Pas de meilleurs vœux sur la page Facebook de Manu en ce début du mois de janvier 2021. Cette trentenaire fait plutôt le point sur sa situation professionnelle avec ce post : "Aujourd’hui, ça fait 306 jours que je n’ai plus pu exercer mon métier. 10 longs mois." Elle est ce qu’on appelle dans le jargon du secteur événementiel une roadie.
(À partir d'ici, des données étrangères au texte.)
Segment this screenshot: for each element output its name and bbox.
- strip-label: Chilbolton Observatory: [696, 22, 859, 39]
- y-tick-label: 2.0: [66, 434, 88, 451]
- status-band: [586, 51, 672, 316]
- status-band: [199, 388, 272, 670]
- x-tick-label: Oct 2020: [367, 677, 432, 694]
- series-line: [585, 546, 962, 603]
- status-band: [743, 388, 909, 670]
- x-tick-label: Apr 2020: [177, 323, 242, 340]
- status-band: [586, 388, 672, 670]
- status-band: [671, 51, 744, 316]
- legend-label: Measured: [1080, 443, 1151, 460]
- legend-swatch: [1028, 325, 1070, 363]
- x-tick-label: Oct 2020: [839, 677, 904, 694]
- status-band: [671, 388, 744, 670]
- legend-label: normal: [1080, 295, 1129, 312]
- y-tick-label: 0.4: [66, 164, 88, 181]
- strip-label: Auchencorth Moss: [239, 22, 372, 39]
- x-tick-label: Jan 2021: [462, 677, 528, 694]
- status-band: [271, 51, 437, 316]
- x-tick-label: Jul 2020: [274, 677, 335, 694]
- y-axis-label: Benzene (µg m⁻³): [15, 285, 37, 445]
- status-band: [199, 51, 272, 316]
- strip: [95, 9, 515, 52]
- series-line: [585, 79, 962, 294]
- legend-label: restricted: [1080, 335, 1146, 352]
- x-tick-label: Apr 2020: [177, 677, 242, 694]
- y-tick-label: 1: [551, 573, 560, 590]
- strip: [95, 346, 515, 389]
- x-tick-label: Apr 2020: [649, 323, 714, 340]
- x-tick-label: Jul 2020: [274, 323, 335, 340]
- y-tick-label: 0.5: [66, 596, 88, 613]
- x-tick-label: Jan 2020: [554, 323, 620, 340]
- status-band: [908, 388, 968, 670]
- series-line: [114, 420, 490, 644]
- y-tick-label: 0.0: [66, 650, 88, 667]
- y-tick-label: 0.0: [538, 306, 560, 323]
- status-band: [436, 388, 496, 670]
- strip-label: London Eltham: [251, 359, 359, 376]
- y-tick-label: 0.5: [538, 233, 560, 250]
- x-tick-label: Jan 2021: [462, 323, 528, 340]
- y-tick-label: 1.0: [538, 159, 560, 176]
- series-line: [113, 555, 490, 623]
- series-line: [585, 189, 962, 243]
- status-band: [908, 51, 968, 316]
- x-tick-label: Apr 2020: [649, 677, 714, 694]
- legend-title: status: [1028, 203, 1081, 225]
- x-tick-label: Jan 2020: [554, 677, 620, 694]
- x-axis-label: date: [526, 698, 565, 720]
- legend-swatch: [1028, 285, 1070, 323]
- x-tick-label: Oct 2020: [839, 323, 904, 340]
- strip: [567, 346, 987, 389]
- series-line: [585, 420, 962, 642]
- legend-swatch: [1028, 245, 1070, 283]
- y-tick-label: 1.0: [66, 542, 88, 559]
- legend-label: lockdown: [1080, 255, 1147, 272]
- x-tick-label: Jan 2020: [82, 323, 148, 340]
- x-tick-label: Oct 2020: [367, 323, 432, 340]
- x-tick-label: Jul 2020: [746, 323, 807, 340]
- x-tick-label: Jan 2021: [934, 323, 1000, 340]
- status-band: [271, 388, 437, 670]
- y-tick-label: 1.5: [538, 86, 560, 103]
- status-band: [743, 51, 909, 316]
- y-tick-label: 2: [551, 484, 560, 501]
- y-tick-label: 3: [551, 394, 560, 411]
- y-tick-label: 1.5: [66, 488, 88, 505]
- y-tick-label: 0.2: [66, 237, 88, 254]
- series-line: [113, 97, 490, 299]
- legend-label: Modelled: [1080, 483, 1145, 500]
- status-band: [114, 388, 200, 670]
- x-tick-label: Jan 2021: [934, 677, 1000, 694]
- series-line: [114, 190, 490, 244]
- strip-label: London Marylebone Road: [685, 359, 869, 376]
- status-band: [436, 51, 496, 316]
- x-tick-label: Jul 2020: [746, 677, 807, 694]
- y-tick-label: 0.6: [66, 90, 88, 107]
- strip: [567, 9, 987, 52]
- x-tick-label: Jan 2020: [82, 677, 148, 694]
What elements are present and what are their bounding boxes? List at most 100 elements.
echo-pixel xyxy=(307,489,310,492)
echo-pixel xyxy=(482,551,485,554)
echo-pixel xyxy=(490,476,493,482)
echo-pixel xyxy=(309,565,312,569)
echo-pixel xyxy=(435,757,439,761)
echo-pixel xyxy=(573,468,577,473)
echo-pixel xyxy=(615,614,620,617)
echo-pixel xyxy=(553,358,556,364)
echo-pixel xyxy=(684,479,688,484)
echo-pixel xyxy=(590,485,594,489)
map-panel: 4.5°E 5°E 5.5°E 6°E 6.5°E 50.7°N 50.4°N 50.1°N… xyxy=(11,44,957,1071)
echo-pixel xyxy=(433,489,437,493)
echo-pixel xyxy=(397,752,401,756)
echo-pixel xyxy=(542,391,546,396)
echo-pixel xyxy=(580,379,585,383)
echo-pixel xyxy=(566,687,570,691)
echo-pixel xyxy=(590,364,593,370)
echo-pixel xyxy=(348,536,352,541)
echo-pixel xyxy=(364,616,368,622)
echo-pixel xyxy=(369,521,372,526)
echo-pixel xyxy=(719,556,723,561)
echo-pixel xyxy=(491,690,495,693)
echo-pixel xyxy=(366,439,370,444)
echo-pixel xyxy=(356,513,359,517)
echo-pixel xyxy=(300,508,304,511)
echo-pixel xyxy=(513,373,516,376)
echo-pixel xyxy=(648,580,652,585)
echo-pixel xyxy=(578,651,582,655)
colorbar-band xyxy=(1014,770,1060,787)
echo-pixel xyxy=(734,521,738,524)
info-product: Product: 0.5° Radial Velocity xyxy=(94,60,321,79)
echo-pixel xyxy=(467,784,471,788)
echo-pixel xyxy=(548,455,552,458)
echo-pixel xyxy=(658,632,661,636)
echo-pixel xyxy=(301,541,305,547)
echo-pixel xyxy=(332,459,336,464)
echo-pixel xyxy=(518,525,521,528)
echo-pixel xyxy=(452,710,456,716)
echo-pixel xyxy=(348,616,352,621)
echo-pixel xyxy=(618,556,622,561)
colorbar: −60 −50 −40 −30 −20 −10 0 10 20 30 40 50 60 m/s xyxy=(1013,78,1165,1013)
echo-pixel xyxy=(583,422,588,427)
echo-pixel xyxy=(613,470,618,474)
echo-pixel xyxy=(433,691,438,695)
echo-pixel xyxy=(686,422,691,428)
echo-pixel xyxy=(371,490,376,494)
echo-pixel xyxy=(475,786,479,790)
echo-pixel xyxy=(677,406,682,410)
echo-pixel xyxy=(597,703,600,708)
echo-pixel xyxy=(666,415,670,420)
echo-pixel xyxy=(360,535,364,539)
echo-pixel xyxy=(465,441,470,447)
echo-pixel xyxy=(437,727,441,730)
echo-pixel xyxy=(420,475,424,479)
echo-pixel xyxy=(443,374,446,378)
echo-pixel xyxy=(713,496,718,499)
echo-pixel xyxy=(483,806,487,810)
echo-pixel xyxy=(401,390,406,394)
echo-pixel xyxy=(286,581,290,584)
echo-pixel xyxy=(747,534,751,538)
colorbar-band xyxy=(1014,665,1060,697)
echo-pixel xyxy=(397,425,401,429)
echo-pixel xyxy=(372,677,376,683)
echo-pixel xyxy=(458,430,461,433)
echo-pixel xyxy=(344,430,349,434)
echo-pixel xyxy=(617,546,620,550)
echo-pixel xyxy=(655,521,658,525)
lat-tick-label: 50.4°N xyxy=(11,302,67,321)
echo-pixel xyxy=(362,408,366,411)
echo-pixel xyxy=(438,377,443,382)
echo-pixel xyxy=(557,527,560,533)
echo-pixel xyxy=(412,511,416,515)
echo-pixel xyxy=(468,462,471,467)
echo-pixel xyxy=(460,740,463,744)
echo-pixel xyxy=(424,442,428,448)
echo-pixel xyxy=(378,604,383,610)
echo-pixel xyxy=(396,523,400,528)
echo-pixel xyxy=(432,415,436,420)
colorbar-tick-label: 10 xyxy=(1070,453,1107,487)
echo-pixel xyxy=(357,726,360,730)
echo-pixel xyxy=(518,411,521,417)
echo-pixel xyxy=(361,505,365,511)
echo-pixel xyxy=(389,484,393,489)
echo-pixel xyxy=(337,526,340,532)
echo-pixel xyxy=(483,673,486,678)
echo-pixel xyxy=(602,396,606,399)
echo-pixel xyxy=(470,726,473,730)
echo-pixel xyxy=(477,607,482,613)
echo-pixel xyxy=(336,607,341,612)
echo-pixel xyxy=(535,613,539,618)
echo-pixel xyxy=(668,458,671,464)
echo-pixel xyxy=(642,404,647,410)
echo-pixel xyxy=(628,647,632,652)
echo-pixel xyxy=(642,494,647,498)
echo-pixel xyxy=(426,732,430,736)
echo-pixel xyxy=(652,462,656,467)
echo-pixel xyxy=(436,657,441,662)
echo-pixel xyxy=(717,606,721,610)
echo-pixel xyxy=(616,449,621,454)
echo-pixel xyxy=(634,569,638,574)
C’était le 4 mars 2020 au Cirque Royal. Ce jour-là, c’était un spectacle filmé. Comme à chaque événement, elle décharge les camions, monte le matériel de scène, et installe les lumières. "Les lumières, c’est ce que je préfère." Des étoiles dans les yeux, elle exerce son métier avec passion. Les concerts, les festivals, c’est sa vie. Elle est à des années-lumière d’imaginer que c’est la dernière fois en 2020 qu’elle branche la prise.

C’est ça être roadie, "faire en sorte que les concerts se fassent". La scène, le son, la lumière, la vidéo, les décors, c’est elle et ses collègues qui les mettent en place et les démontent. "Ça, c’était mon métier."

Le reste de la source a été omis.